One area addressed in the advance notice of proposed rulemaking involves integrated structures, such as health care systems or universities, where the parent company itself does not qualify as a public charity but is generally recognized to some degree as a supporting organization. According to the IRS, the rules will clarify that, in all those circumstances with parent-subsidiary situations, the IRS is not concerned about the activities and operations of the parent entity, because “if you are controlling an exempt organization, it would obviously follow that you are following exempt purposes and you are engaging in the activities of your subsidiaries.” The IRS will study and consider donor-advised funds in crafting these rules.

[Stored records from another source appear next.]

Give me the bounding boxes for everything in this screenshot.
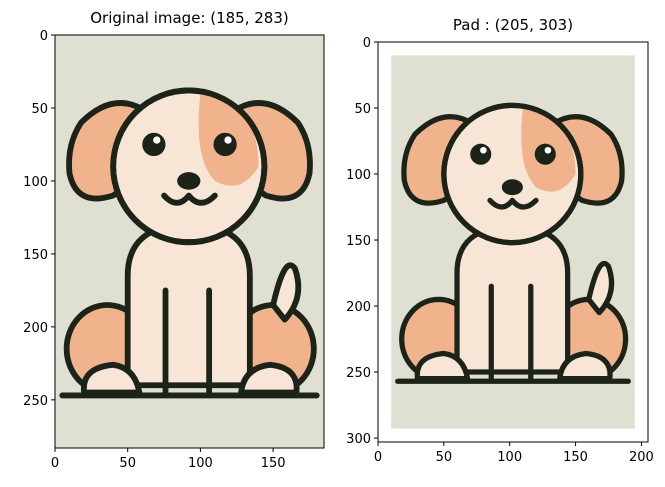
y-tick-label: 200 bbox=[23, 321, 48, 336]
x-tick-label: 200 bbox=[629, 450, 654, 465]
axes-frame bbox=[54, 34, 325, 449]
x-tick-label: 100 bbox=[497, 450, 522, 465]
x-tick-label: 100 bbox=[188, 456, 213, 471]
y-tick-label: 250 bbox=[346, 366, 371, 381]
y-tick-label: 0 bbox=[363, 36, 371, 51]
x-tick-label: 150 bbox=[261, 456, 286, 471]
y-tick-label: 50 bbox=[354, 102, 371, 117]
y-tick-label: 150 bbox=[23, 248, 48, 263]
axes-frame bbox=[377, 41, 649, 443]
y-tick-label: 300 bbox=[346, 432, 371, 447]
chart-title: Pad : (205, 303) bbox=[453, 16, 573, 34]
x-tick-label: 150 bbox=[563, 450, 588, 465]
chart-title: Original image: (185, 283) bbox=[90, 9, 289, 27]
x-tick-label: 50 bbox=[119, 456, 136, 471]
x-tick-label: 50 bbox=[436, 450, 453, 465]
y-tick-label: 100 bbox=[23, 175, 48, 190]
y-tick-label: 150 bbox=[346, 234, 371, 249]
x-tick-label: 0 bbox=[374, 450, 382, 465]
y-tick-label: 250 bbox=[23, 394, 48, 409]
y-tick-label: 100 bbox=[346, 168, 371, 183]
image bbox=[55, 35, 324, 448]
y-tick-label: 0 bbox=[40, 29, 48, 44]
image bbox=[391, 55, 635, 429]
y-tick-label: 50 bbox=[31, 102, 48, 117]
x-tick-label: 0 bbox=[51, 456, 59, 471]
y-tick-label: 200 bbox=[346, 300, 371, 315]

The litigation focus of the IRS in the health care arena remains on two types of tax cases in federal courts: (1) the Vision Services Plan (VSP) cases; and (2) various medical resident Federal Insurance Contributions Act (FICA) tax withholding cases. A recent appeals court decision in one of the VSP cases is the subject of a pending petition for U.S. Supreme Court review, and while the petition argues that the underlying ruling by the U.S. Court of Appeals for the Ninth Circuit threatens to jeopardize the exemptions of all nonprofit health plans and providers, the IRS has dismissed this contention. According to the IRS, the Ninth Circuit’s decision has no conceivable implications for exempt hospitals, nursing homes, or other providers. The VSP board was controlled by providers, served only larger employers, and did not promote the health and welfare of the community as a whole. Exempt HMOs have “little to worry about as long as they are open to individuals, provide equally affordable services, engage in programs that benefit their communities, and help expand access to a broad swath of the community’s members.” It is questionable whether, if the Supreme Court hears the case, it could use broad language to adopt a community board standard or percentage-of-expenditures-for-charity test that focuses on what is ‘charitable’ instead of just what is 501(c)(4) social welfare activity generally. With respect to pending FICA cases, which concern whether medical residents are “students” exempt from withholding or “employees” subject to FICA taxes, the IRS defends its regulations which state that medical residents are not exempt under the FICA student exemption.